Matthias Lexer , since 1885 Ritter von Lexer (born October 18, 1830 in Liesing im Lesachtal , † April 16, 1892 in Nuremberg ) was an Austrian - Bavarian Germanic medievalist and lexicographer .

Life

After a high school education , which he graduated with the final examination in 1851, Lexer began to study law in Graz . After a short time, however, he switched to German Philology , within the framework of which he began to examine the dialectal vocabulary of Carinthia .

Between 1855 and 1857 Lexer worked as a substitute teacher at the German grammar school in Krakow , after which he continued his training in Berlin under teachers such as Franz Bopp , Moriz Haupt or Karl Müllenhoff . In the following years he worked as court master for a Hungarian princely family . In 1860, on the recommendation of the historian Georg Waitz and the German scholar Viktor Müllenhoff, he became a philological assistant in the successful edition project The Chronicles of German Cities , which were published under the direction of the Erlangen historian Karl Hegel on behalf of the Historical Commission at the Bavarian Academy of Sciences in Munich . In the same year he did his doctorate with the help of his employer Karl Hegel at the University of Erlangen using his meanwhile completed Carinthian dictionary . Lexer's research work during this time can be traced in his extensive correspondence with Karl Hegel.

In 1863 he retired as a research associate of the Chronicles project, which he remained but further connected in the following period by honorary activities and began as an adjunct professor at the University of Freiburg to work, in 1868 he became a professor of the University of Wuerzburg in to which he was also elected to the Senate two years later. His son, the future surgeon Erich Lexer , was born in 1867.

From 1868 Lexer devoted himself to the creation of his Middle High German Concise Dictionary , which was published in three volumes in 1878. In 1879 the first edition of his Middle High German Pocket Dictionary was finally published , six years later its third as the last edition . In the years between 1881 and 1889 Lexer worked on the continuation of the German dictionary of the Brothers Grimm , from 1882 to 1886 he also edited the Baierische Chronik by Johannes Aventinus .

Matthias Lexer was awarded the Knight's Cross of the Order of Merit of the Bavarian Crown in 1885 and, as a knight of Lexer, was raised to the personal nobility due to the statutes of the order . In 1890 he was appointed to the highest school council of the Kingdom of Bavaria .

Shortly after Matthias von Lexer accepted a call from the University of Munich in 1890 , he died on April 16, 1892 in Nuremberg from the consequences of severe pneumonia . His body was buried in the Johannisfriedhof in Nuremberg .
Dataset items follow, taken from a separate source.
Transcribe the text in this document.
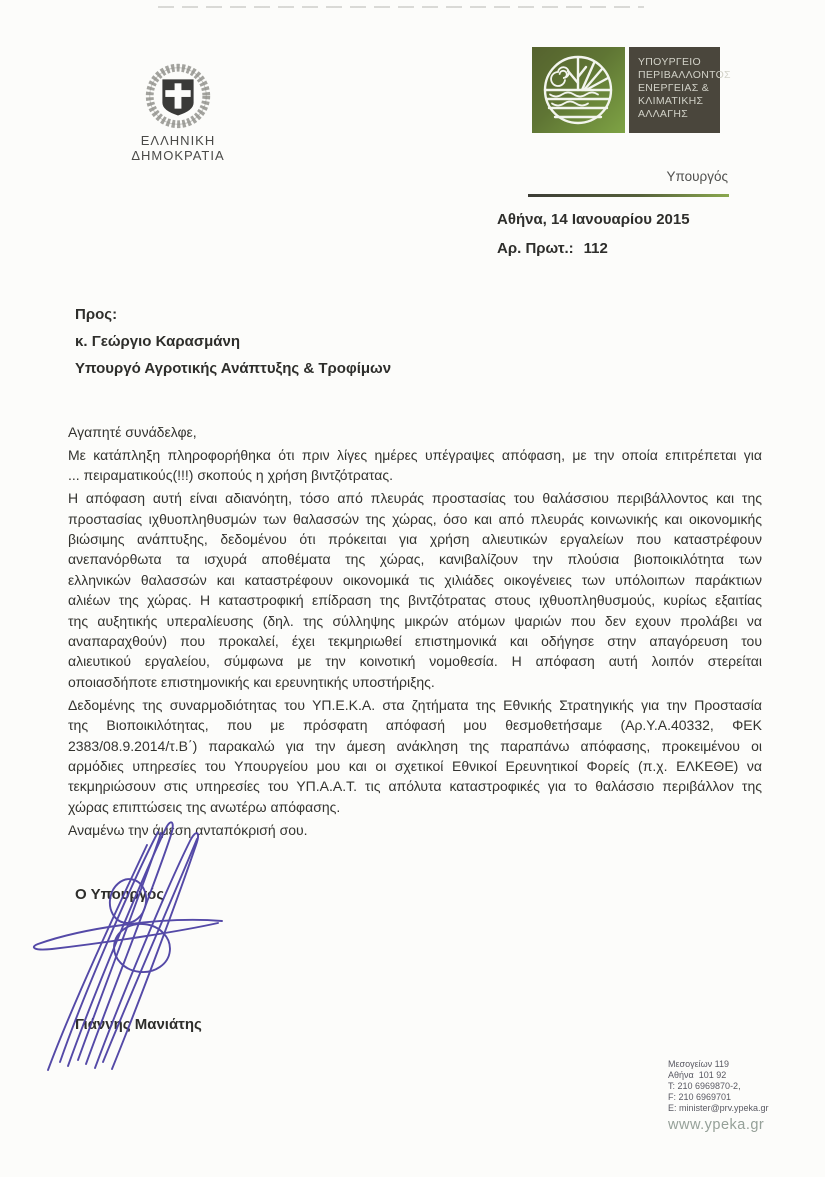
ΕΛΛΗΝΙΚΗ ΔΗΜΟΚΡΑΤΙΑ
ΥΠΟΥΡΓΕΙΟ
ΠΕΡΙΒΑΛΛΟΝΤΟΣ
ΕΝΕΡΓΕΙΑΣ &
ΚΛΙΜΑΤΙΚΗΣ
ΑΛΛΑΓΗΣ
Υπουργός
Αθήνα, 14 Ιανουαρίου 2015
Αρ. Πρωτ.: 112
Προς:
κ. Γεώργιο Καρασμάνη
Υπουργό Αγροτικής Ανάπτυξης & Τροφίμων
Αγαπητέ συνάδελφε,
Με κατάπληξη πληροφορήθηκα ότι πριν λίγες ημέρες υπέγραψες απόφαση, με την οποία επιτρέπεται για
... πειραματικούς(!!!) σκοπούς η χρήση βιντζότρατας.
Η απόφαση αυτή είναι αδιανόητη, τόσο από πλευράς προστασίας του θαλάσσιου περιβάλλοντος και της
προστασίας ιχθυοπληθυσμών των θαλασσών της χώρας, όσο και από πλευράς κοινωνικής και οικονομικής
βιώσιμης ανάπτυξης, δεδομένου ότι πρόκειται για χρήση αλιευτικών εργαλείων που καταστρέφουν
ανεπανόρθωτα τα ισχυρά αποθέματα της χώρας, κανιβαλίζουν την πλούσια βιοποικιλότητα των
ελληνικών θαλασσών και καταστρέφουν οικονομικά τις χιλιάδες οικογένειες των υπόλοιπων παράκτιων
αλιέων της χώρας. Η καταστροφική επίδραση της βιντζότρατας στους ιχθυοπληθυσμούς, κυρίως εξαιτίας
της αυξητικής υπεραλίευσης (δηλ. της σύλληψης μικρών ατόμων ψαριών που δεν εχουν προλάβει να
αναπαραχθούν) που προκαλεί, έχει τεκμηριωθεί επιστημονικά και οδήγησε στην απαγόρευση του
αλιευτικού εργαλείου, σύμφωνα με την κοινοτική νομοθεσία. Η απόφαση αυτή λοιπόν στερείται
οποιασδήποτε επιστημονικής και ερευνητικής υποστήριξης.
Δεδομένης της συναρμοδιότητας του ΥΠ.Ε.Κ.Α. στα ζητήματα της Εθνικής Στρατηγικής για την Προστασία
της Βιοποικιλότητας, που με πρόσφατη απόφασή μου θεσμοθετήσαμε (Αρ.Υ.Α.40332, ΦΕΚ
2383/08.9.2014/τ.Β΄) παρακαλώ για την άμεση ανάκληση της παραπάνω απόφασης, προκειμένου οι
αρμόδιες υπηρεσίες του Υπουργείου μου και οι σχετικοί Εθνικοί Ερευνητικοί Φορείς (π.χ. ΕΛΚΕΘΕ) να
τεκμηριώσουν στις υπηρεσίες του ΥΠ.Α.Α.Τ. τις απόλυτα καταστροφικές για το θαλάσσιο περιβάλλον της
χώρας επιπτώσεις της ανωτέρω απόφασης.
Αναμένω την άμεση ανταπόκρισή σου.
Ο Υπουργός
Γιάννης Μανιάτης
Μεσογείων 119
Αθήνα  101 92
Τ: 210 6969870-2,
F: 210 6969701
E: minister@prv.ypeka.gr
www.ypeka.gr
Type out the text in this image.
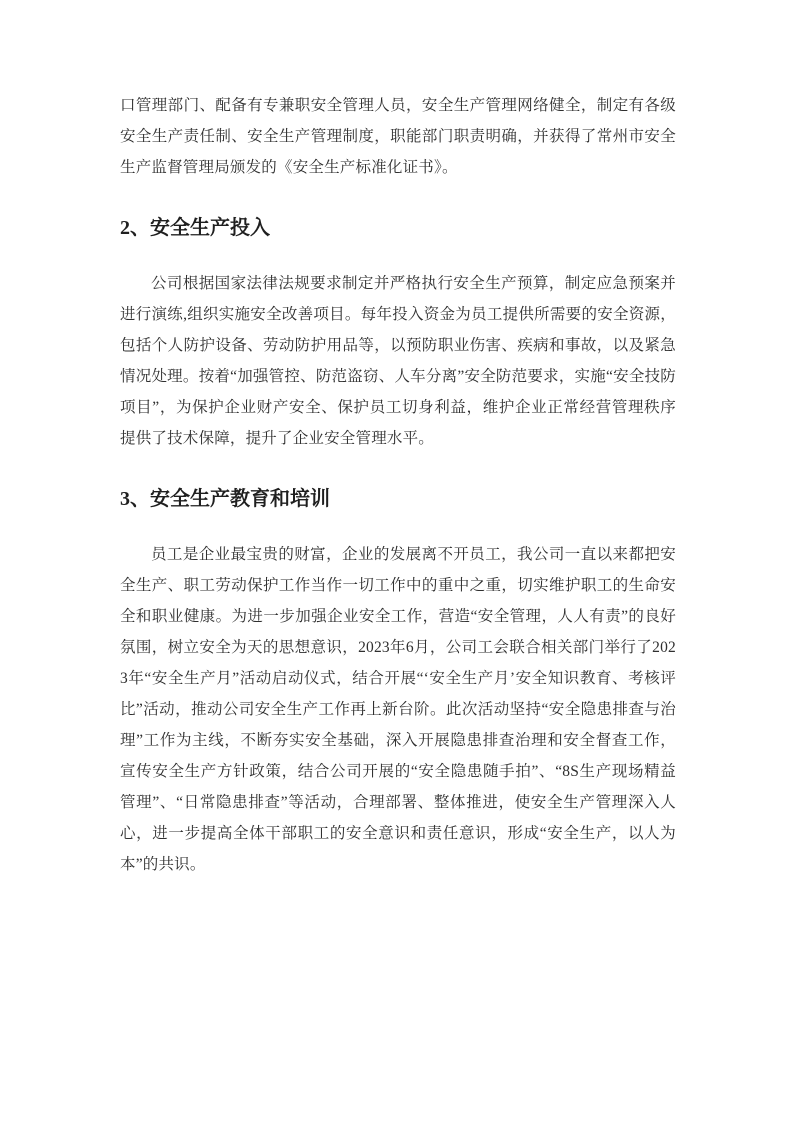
口管理部门、配备有专兼职安全管理人员，安全生产管理网络健全，制定有各级安全生产责任制、安全生产管理制度，职能部门职责明确，并获得了常州市安全生产监督管理局颁发的《安全生产标准化证书》。

2、安全生产投入

公司根据国家法律法规要求制定并严格执行安全生产预算，制定应急预案并进行演练,组织实施安全改善项目。每年投入资金为员工提供所需要的安全资源，包括个人防护设备、劳动防护用品等，以预防职业伤害、疾病和事故，以及紧急情况处理。按着“加强管控、防范盗窃、人车分离”安全防范要求，实施“安全技防项目”，为保护企业财产安全、保护员工切身利益，维护企业正常经营管理秩序提供了技术保障，提升了企业安全管理水平。

3、安全生产教育和培训

员工是企业最宝贵的财富，企业的发展离不开员工，我公司一直以来都把安全生产、职工劳动保护工作当作一切工作中的重中之重，切实维护职工的生命安全和职业健康。为进一步加强企业安全工作，营造“安全管理，人人有责”的良好氛围，树立安全为天的思想意识，2023年6月，公司工会联合相关部门举行了2023年“安全生产月”活动启动仪式，结合开展“‘安全生产月’安全知识教育、考核评比”活动，推动公司安全生产工作再上新台阶。此次活动坚持“安全隐患排查与治理”工作为主线，不断夯实安全基础，深入开展隐患排查治理和安全督查工作，宣传安全生产方针政策，结合公司开展的“安全隐患随手拍”、“8S生产现场精益管理”、“日常隐患排查”等活动，合理部署、整体推进，使安全生产管理深入人心，进一步提高全体干部职工的安全意识和责任意识，形成“安全生产，以人为本”的共识。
In 1971 the Lexergasse in Vienna- Donaustadt (22nd district) was named after him, and in 2010 in Würzburg the Matthias-Lexer-Weg as part of the new faculty site. The primary school in his birthplace Liesing also bears the name Dr. Matthias von Lexer - elementary school .

Works

  • Carinthian dictionary. 1862 ( digitized version ).
  • Concise Middle High German dictionary. At the same time as a supplement and alphabetical index to the Middle High German dictionary by Benecke-Müller-Zarncke. 3 volumes and supplements. Leipzig (1869) 1872-1878; numerous reprints: Hirzel, Stuttgart (1960, 1970, 1979,…) 1992 (obtained from Kurt Gärtner ), ISBN 3-7776-0488-7 and ISBN 3-7776-0487-9 ( to the online dictionary , additions 1878 ).
  • Middle High German pocket dictionary in the last edition. 1882, (2nd edition of the 3rd edition from 1885, 1958 supplemented with a supplement. 24th edition, with supplements by Ulrich Pretzel , Stuttgart 1974. With a foreword by Erwin Koller, Werner Wegstein and Norbert Richard Wolf and a biographical outline by Horst Brunner, Hirzel, Stuttgart 1992, ISBN 3-7776-0494-1 ).

literature

Web links

BW
Wikisource: Matthias Lexer  - Sources and full texts

Individual evidence

  1. See in particular Marion Kreis: Karl Hegel. Historical significance and scientific history location (= series of publications of the Historical Commission at the Bavarian Academy of Sciences. Volume 84). Vandenhoeck & Ruprecht, Göttingen et al. 2012, p. 221ff.
  2. ↑ Interesting facts from the Lesach Valley , accessed on May 6, 2017.